Ob ihr wollt oder nicht von Ben Verbong. BRD, 2008. Katharina Maria Schubert, Julia-Maria Köhler, Christiane Paul, Anan Böger, Senta Berger, Jan Decleir, Mark Waschke, Jan-Gregor Kemp

   Nochmal die Ostsee, ganz in der Nähe sogar, zwischen Laboe und dem Schönberger Strand – auch schön da!

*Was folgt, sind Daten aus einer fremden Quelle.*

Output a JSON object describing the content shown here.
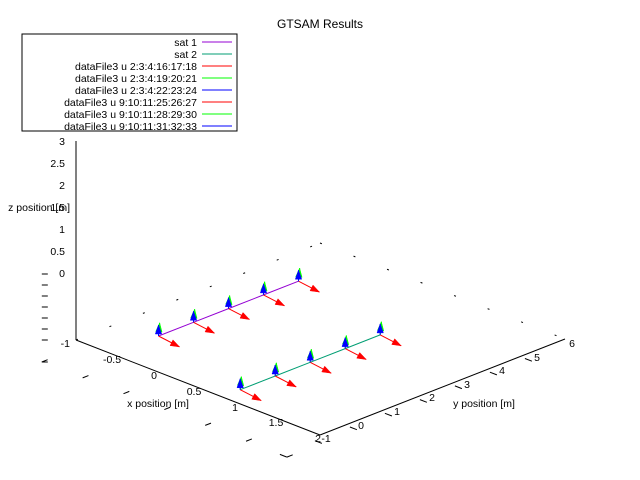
{
  "chart_data": {
    "type": "scatter",
    "dimensions": "3d",
    "title": "GTSAM Results",
    "xlabel": "x position [m]",
    "ylabel": "y position [m]",
    "zlabel": "z position [m]",
    "xlim": [
      -1,
      2
    ],
    "ylim": [
      -1,
      6
    ],
    "zlim": [
      -1,
      3
    ],
    "x_ticks": [
      "-1",
      "-0.5",
      "0",
      "0.5",
      "1",
      "1.5",
      "2"
    ],
    "y_ticks": [
      "-1",
      "0",
      "1",
      "2",
      "3",
      "4",
      "5",
      "6"
    ],
    "z_ticks": [
      "-1",
      "0",
      "0.5",
      "1",
      "1.5",
      "2",
      "2.5",
      "3"
    ],
    "legend_position": "top-left",
    "legend": [
      {
        "label": "sat 1",
        "color": "#9400d3"
      },
      {
        "label": "sat 2",
        "color": "#009e73"
      },
      {
        "label": "dataFile3 u 2:3:4:16:17:18",
        "color": "#ff0000"
      },
      {
        "label": "dataFile3 u 2:3:4:19:20:21",
        "color": "#00ff00"
      },
      {
        "label": "dataFile3 u 2:3:4:22:23:24",
        "color": "#0000ff"
      },
      {
        "label": "dataFile3 u 9:10:11:25:26:27",
        "color": "#ff0000"
      },
      {
        "label": "dataFile3 u 9:10:11:28:29:30",
        "color": "#00ff00"
      },
      {
        "label": "dataFile3 u 9:10:11:31:32:33",
        "color": "#0000ff"
      }
    ],
    "series": [
      {
        "name": "sat 1",
        "color": "#9400d3",
        "points": [
          {
            "x": 0,
            "y": 0,
            "z": 1
          },
          {
            "x": 0,
            "y": 1,
            "z": 1
          },
          {
            "x": 0,
            "y": 2,
            "z": 1
          },
          {
            "x": 0,
            "y": 3,
            "z": 1
          },
          {
            "x": 0,
            "y": 4,
            "z": 1
          }
        ]
      },
      {
        "name": "sat 2",
        "color": "#009e73",
        "points": [
          {
            "x": 1,
            "y": 0,
            "z": 0
          },
          {
            "x": 1,
            "y": 1,
            "z": 0
          },
          {
            "x": 1,
            "y": 2,
            "z": 0
          },
          {
            "x": 1,
            "y": 3,
            "z": 0
          },
          {
            "x": 1,
            "y": 4,
            "z": 0
          }
        ]
      }
    ],
    "orientation_arrows": {
      "length": 0.5,
      "axes": [
        {
          "color": "#ff0000",
          "direction": [
            0.6,
            -0.2,
            0
          ]
        },
        {
          "color": "#00ff00",
          "direction": [
            -0.4,
            1,
            0
          ]
        },
        {
          "color": "#0000ff",
          "direction": [
            0,
            0,
            1
          ]
        }
      ]
    }
  }
}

Dort trägt sich ein Familiendrama um Liebe und Tod zu, und Ben „Das Sams“ Verbong hat den grundsätzlich mutigen und löblichen versuch unternommen, einen Hochseilakt zwischen dem Leichten und dem Schweren zu unternehmen – und ist dabei leider einmal zu oft runtergefallen, was aber, und das muss ganz deutlich gesagt werden, nicht an der Regie liegt, sondern einzig und allein am Drehbuch.

   Die Ausgangslage ist einfach und schmerzhaft: Laura kommt ins Elternhaus. Um zu sterben und ruft dazu ihre übrigen drei Schwestern zu sich. Mama ist nicht amüsiert, und auch die anderen Mädels haben an ihren eigenen Baustellen genug zu tun, um sich mit der krebskranken Schwester zu befassen, doch nach einigem Auf und Ab kriegen sie dann doch einen guten Abschluss und einen barmherzigen Akt kollektiver Sterbehilfe hin, durch den Laura im Kreise ihrer erweiterten Familie einschlafen kann.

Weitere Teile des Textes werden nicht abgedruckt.